There’s a chicken-and-egg issue with digital disruption. Making decisions based on numbers instead of gut instinct is recognized to be a superior approach in many situations, but before you can get to decision making, people have to be able to use things like artificial intelligence and machine learning.
Humans are not naturals when it comes to numbers; thinking back to high school algebra is all it takes to convince most of us.
Humans are really good at things like relationships and reading faces. So there should be a natural association between providing crunched numbers to customer-facing employees and their use. Before you can expect employees to take on thinking with numbers more than they ever have, however, it’s got to be dead solid easy to crunch the numbers and deliver their meaning.
For much of the AI universe so far, that crunching and delivery has been focused on things involving a next-best algorithm. Next-best offer in sales perhaps, or next-best service solution in customer service. There’s a lot more we can do.
Salesforce Delivers Einstein Analytics for a Broader Audience
Salesforce on Wednesday announced four new products based on its Einstein analytics engine, which are designed to spread analytics to more parts of an organization and to enable more types of employees to work with the tools.
All introductions support clicks or code, thus enabling admins and developers to access functionality according to their skill levels. Briefly, the introductions include the following:
- Einstein Translation, which enables admins and developers to set up automatic language translation. If a user enters data in a different language the system instantly converts to that language. The company has not said how many languages initially are supported. The product is in pilot, so look for more information later.
- Einstein Optical Character Recognition. OCR has been around a long time, because it works and is an important part of scraping usable data off documents. Initially Salesforce sees this as a way to streamline data entry. It’s also in pilot.
- Einstein Prediction Builder enables admins and developers to build AI models for apps running on the Salesforce platform with a declarative setup tool. It’s generally available.
- Einstein Predictions Service enables admins to embed Einstein AI analytics into third-party systems like enterprise resource planning or human resources. It’s also generally available.
Underscoring Trust
In a move that seems like a commentary on the troubles that social media companies are having, Salesforce restated its commitment to its core values — especially trust, in this case. The company went out of its way to state that its AI products are transparent, responsible and accountable.
For instance, the system provides users with justifications for predictions based on which factors influence a prediction. Also, protected fields warn of potential bias in datasets with pop-up alerts. Model metrics evaluate the accuracy and performance of AI models. If only things like this were available in social media.
My Two Bits
A few years ago, when sales analytics was the only analytics game in town, I remember some emerging vendors telling me it was hard to get customers to use their tools to develop their own unique analyses. They were happy to use all of the reports that came with the tool out of the box, though, which led to delivering a large number.

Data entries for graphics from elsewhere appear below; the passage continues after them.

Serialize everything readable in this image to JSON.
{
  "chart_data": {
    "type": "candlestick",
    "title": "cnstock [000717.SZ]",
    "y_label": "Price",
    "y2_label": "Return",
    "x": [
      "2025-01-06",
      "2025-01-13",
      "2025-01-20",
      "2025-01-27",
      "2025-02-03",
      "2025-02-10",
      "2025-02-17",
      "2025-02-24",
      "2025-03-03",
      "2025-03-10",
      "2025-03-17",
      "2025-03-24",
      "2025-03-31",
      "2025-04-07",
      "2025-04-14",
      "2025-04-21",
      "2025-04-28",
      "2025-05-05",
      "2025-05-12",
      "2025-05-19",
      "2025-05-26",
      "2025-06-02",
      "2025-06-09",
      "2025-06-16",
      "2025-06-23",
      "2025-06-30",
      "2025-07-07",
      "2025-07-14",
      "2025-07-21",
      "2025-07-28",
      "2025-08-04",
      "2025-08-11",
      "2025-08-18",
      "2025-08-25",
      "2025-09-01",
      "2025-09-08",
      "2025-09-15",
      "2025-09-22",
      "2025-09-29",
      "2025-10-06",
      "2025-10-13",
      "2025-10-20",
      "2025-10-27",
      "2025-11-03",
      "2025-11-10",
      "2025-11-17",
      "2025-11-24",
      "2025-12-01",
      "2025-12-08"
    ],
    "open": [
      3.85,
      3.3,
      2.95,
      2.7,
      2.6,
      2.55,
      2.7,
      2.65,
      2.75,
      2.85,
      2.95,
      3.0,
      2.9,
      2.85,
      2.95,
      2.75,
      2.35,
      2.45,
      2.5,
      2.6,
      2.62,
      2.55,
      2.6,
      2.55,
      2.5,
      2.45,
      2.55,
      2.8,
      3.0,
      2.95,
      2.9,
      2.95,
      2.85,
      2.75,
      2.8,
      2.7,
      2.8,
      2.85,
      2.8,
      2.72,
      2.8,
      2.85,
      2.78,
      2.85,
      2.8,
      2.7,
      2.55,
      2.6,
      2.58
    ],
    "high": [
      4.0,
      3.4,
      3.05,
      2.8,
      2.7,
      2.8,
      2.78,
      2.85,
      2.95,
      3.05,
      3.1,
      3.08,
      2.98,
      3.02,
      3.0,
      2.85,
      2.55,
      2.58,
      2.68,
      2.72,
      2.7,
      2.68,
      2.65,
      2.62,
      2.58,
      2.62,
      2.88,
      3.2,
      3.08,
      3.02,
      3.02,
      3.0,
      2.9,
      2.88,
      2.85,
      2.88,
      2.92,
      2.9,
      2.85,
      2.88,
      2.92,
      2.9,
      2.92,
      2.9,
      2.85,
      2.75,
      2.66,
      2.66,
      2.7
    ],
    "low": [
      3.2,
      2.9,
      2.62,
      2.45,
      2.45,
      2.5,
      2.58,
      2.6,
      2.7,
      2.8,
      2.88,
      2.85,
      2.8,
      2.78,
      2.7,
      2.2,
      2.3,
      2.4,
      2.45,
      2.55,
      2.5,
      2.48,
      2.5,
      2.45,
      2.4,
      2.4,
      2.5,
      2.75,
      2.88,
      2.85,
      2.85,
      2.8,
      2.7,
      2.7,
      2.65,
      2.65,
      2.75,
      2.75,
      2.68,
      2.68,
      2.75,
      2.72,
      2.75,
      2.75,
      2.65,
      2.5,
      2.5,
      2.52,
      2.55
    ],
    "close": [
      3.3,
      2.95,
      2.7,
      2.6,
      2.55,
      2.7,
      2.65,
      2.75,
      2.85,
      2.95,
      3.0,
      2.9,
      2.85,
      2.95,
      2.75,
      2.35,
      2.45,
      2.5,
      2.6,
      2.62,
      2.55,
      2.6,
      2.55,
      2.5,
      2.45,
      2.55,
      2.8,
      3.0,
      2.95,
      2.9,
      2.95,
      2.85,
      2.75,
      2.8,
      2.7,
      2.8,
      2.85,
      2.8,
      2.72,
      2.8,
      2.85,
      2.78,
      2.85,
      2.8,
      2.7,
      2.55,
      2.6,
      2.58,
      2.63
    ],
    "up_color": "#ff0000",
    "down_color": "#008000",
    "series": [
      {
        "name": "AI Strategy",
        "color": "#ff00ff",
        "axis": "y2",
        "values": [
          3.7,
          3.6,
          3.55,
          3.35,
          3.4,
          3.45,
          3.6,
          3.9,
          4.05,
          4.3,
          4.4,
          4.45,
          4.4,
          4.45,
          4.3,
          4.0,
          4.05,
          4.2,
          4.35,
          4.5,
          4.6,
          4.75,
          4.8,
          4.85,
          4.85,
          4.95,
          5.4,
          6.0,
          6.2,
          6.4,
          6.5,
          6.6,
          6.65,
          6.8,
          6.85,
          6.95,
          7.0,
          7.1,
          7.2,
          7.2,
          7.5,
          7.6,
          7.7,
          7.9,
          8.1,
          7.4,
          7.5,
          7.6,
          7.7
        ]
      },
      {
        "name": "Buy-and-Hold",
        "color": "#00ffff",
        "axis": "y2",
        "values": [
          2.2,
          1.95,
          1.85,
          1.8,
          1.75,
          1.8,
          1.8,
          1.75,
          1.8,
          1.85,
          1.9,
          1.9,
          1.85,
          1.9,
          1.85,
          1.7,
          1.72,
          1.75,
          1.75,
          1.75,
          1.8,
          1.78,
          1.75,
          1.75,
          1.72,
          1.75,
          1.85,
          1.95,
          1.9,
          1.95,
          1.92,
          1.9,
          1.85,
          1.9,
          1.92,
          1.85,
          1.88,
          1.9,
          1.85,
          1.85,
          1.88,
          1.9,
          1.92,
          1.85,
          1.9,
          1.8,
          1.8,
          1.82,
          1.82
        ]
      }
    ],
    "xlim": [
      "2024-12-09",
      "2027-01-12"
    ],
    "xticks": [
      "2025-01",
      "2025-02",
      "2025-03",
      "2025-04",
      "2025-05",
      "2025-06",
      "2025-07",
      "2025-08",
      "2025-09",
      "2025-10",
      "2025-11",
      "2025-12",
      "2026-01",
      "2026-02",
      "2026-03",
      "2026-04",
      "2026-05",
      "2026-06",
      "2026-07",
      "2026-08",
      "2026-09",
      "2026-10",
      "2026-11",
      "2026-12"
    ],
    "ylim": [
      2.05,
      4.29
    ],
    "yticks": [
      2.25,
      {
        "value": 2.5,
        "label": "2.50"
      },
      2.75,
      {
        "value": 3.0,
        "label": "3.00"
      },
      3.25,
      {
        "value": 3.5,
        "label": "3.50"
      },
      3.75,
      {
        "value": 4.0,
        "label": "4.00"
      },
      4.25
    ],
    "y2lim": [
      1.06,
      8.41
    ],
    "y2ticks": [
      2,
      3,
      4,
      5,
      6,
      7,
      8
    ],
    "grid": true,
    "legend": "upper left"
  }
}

This rang true in my experience, because sales veterans (and I am one) seem highly attached to their unique approaches. At the time, I thought that asking them to develop their own analyses was akin to asking a fish to invent fire.
In the years since, I discovered that sales people were not unique. So making the use of analytics as easy as possible is a prerequisite for getting on with a company’s digital disruption.
Clicks and code, the two approaches Salesforce emphasized in this announcement, are not out of the ordinary for most things the company enables. Salesforce wants to reach the broadest audience possible for its solutions, and that’s good. However, it has extra importance at the intersection of digital disruption and analytics.